Una guida turistica porta una comitiva in giro per musei e palazzi di Napoli; quando apre una finestra si vede il panorama e parte la musica appropriata, ma arriva anche una voce stentorea e ben impostata, che dice questa frase: « Alle 18 incomincia il Giudizio Universale. » Il cicerone traduce subito in tutte le lingue (è un napoletano sornione, ma di quelli svegli), e sorride ai turisti preoccupati: dev’essere pubblicità...
Comincia così uno dei film di De Sica con Zavattini, l’ultimo se non sbaglio. E’ un film a episodi, ma – per chi non l’ha mai visto – attenti: questo non è un film a episodi come tanti altri, perché dietro c’è Zavattini. Tante volte ci si chiede perché non fanno più film belli come una volta: la risposta è semplice, perché non ci sono più i grandi scrittori e i grandi sceneggiatori a scrivere i film, e perché se anche ci fossero l’industria del cinema non li farebbe mai e poi mai lavorare. Un soggetto come Ladri di biciclette, Miracolo a Milano, Umberto D (tutti di Zavattini, con regia di Vittorio De Sica) verrebbe immediatamente cestinato dai big boss del nostro cinema di oggi, andati a scuola nelle agenzie pubblicitarie e cresciuti vedendo “drive in” e “striscia la notizia”. Ogni tanto fa bene ricordare chi c’era dietro ai grandi film di Sordi, Manfredi, Gassman, Tognazzi: c’erano Tonino Guerra, Flaiano, Benvenuti, De Bernardi, Pinelli, Suso Cecchi d’Amico, Age e Scarpelli... Tutta gente (e chiedo scusa per chi manca, ma la lista sarebbe enorme) che le scuole di cinema e di scrittura creativa non sapevano neanche cos’erano, eppure scrivevano lo stesso, chissà come hanno fatto.
Il risultato, in questo caso, è un film che scorre via liscio come l’olio. Neanche ci si accorge, che è un film a episodi; e che sia strapieno di star e di comici appare perfino naturale, non è una palla al piede come accade quasi sempre in questi casi, ma è anzi un punto di forza: perché il film è scritto, pensato e diretto da due Maestri veri, è tutta qui la differenza.
Questo film l’ho visto da bambino e non me lo sono più dimenticato. Faceva impressione, faceva pensare ma faceva ridere. La voce tonante e bene impostata, lo scoprirò molti anni più tardi, era quella di Nicola Rossi Lemeni, un grande cantante d’opera, voce di basso.
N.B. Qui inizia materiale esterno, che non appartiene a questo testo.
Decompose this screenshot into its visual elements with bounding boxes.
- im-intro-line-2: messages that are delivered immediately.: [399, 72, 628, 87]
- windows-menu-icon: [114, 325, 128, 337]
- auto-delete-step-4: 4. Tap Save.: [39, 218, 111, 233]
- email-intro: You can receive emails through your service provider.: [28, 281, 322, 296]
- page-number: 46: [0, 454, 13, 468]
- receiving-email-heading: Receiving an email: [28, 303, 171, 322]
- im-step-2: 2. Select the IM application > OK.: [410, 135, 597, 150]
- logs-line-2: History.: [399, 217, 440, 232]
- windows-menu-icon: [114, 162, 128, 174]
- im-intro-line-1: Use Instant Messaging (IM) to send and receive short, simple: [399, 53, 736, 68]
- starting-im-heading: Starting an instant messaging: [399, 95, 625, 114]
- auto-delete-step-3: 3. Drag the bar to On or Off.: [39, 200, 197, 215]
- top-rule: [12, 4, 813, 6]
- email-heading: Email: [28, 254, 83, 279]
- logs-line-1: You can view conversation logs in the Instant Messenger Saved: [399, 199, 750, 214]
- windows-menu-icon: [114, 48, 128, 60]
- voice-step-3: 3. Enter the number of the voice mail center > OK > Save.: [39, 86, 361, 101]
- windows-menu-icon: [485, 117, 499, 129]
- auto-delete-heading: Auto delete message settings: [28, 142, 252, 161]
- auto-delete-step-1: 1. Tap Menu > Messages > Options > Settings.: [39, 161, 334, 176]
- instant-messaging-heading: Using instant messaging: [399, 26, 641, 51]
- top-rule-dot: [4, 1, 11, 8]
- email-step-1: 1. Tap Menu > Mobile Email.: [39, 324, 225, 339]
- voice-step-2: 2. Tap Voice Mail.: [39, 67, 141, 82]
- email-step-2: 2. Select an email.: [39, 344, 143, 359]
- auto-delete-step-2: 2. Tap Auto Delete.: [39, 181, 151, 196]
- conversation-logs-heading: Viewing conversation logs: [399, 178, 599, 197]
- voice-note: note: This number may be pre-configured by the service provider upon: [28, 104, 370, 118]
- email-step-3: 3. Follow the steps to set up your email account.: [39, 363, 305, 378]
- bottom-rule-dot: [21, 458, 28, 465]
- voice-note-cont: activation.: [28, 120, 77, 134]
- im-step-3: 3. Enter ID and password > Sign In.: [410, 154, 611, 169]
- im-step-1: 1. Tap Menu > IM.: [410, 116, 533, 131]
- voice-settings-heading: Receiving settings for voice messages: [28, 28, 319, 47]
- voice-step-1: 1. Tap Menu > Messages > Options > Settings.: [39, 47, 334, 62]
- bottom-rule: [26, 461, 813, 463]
Poi c’era Nino Manfredi, che è il cameriere che deve dare uno schiaffo perché è stato licenziato; Paolo Stoppa, che considera suo benefattore quello che in realtà è l’amante della moglie (quasi un Pirandello, con uno Stoppa in stato di grazia); Gassmann l’elegantone che vuole essere risarcito dal bambino che gli ha tirato una pummarola fracica sul cappello nuovo; un efficientissimo Alberto Sordi impegnato in un losco traffico di bambini; Fernandel che pedina una signora bella e vistosa; Franco e Ciccio che cercano di essere assunti come inservienti per il gran ballo; e la “ninna nanna” del razzista, preludio non al Giudizio ma al Diluvio Universale; o forse solo ad un po’ di pioggia, nel qual caso si può far finta di niente e tornare a comportarsi come si è sempre fatto.